Burkina Faso : Crimes et haine ethnique

Le rapport d’HRW souligne les graves violations des droits humains et pointe la responsabilité des autorités dans la haine ethnique à l’encontre des Peuls.

Deux années d’enquête ont été nécessaires à l’organisation de défense des droits humains Human Rights Watch (HRW) pour établir son rapport sur le Burkina Faso. La période couverte s’étend de janvier 2023 à août 2025, et l’analyse porte sur 57 événements dans onze régions du pays, ayant occasionné la mort de plus de 1 800 civils.

Politique de la terre brûlée

Parmi ces décès, 1 255, dont 193 enfants, sont dus à l’action de l’armée ou de sa milice supplétive, les Volontaires pour la Défense de la Patrie (VDP). Les groupes djihadistes, principalement le Groupe de soutien à l’islam et aux musulmans (GSIM), affilié à Al-Qaïda, sont responsables de la mort de 582 personnes, dont 15 enfants.

L’étude de HRW montre que ces nombres élevés de victimes ne sont pas la conséquence d’actes isolés ou de groupes de combattants en déshérence, mais relèvent d’une stratégie de terreur commune aux forces belligérantes.

Parmi les exemples, on peut citer, du côté de l’armée, une de ses opérations baptisée Tchéfari 2 (« Le miel des guerriers 2 »). «  Les soldats et les VDP ont ciblé des communautés vivant sous le contrôle du GSIM, tuant des centaines de civils. ». Du côté des djihadistes : « Lorsqu’une communauté compte des VDP parmi ses membres, le GSIM considère l’ensemble de cette communauté comme alliée aux forces de sécurité gouvernementales, ce qui en fait une cible de représailles, d’attaques et d’intimidation. »

Haine ethnique et médias muselés

À cette politique de prise en otage des civils s’ajoute celle menée par les plus hautes autorités du pays, qui entretiennent une haine ethnique vis-à-vis de la communauté peule, accusée d’être en collusion avec les islamistes. Ce racisme anti-peul n’est pas nouveau, mais il prend désormais des proportions inquiétantes avec la popularisation du slogan « zéro Peul ». Le président Traoré, qui a pris le pouvoir par un coup d’État, joue de cette rhétorique en déclarant à l’attention des Peuls : « Nous lancerons toutes nos forces dans la bataille et il y aura beaucoup de morts. Et ce sera plus compliqué pour votre communauté. »

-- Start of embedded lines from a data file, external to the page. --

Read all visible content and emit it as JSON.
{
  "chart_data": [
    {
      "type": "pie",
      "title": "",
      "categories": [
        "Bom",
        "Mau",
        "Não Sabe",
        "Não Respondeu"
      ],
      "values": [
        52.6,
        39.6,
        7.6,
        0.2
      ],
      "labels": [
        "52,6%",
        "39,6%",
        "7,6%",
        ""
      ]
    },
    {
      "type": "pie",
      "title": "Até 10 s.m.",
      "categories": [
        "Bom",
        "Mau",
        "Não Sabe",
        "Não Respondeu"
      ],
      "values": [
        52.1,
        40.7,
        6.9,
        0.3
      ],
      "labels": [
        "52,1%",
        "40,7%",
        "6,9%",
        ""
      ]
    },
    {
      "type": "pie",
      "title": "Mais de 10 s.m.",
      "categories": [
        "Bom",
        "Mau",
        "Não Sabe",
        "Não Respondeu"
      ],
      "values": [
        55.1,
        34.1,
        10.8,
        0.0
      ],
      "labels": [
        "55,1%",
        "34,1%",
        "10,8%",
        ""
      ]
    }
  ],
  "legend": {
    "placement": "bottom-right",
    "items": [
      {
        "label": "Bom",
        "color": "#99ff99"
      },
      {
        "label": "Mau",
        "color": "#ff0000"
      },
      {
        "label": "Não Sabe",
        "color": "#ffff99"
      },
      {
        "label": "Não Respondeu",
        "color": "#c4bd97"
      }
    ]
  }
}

L’interdiction de toutes les ONG et les restrictions drastiques imposées aux médias par le gouvernement empêchent de connaître le nombre réel de victimes. Les deux millions de déplacés à l’intérieur du pays donnent une idée de la violence qu’endurent les populations. En bâillonnant la presse, les autorités tentent de minorer les effets de cette guerre qui ne dit pas son nom. Lorsque l’armée subit des revers, les « Wayiyans » – les partisans de la junte – tentent d’allumer des contre-feux en arguant qu’il s’agit de fausses informations propagées par les ennemis du Burkina.

Si cette limitation du droit à l’information cache difficilement la progression des djihadistes, qui contrôlent une grande partie du pays, elle reste un instrument efficace favorisant l’impunité de la hiérarchie militaire pour des crimes de guerre et des crimes contre l’humanité.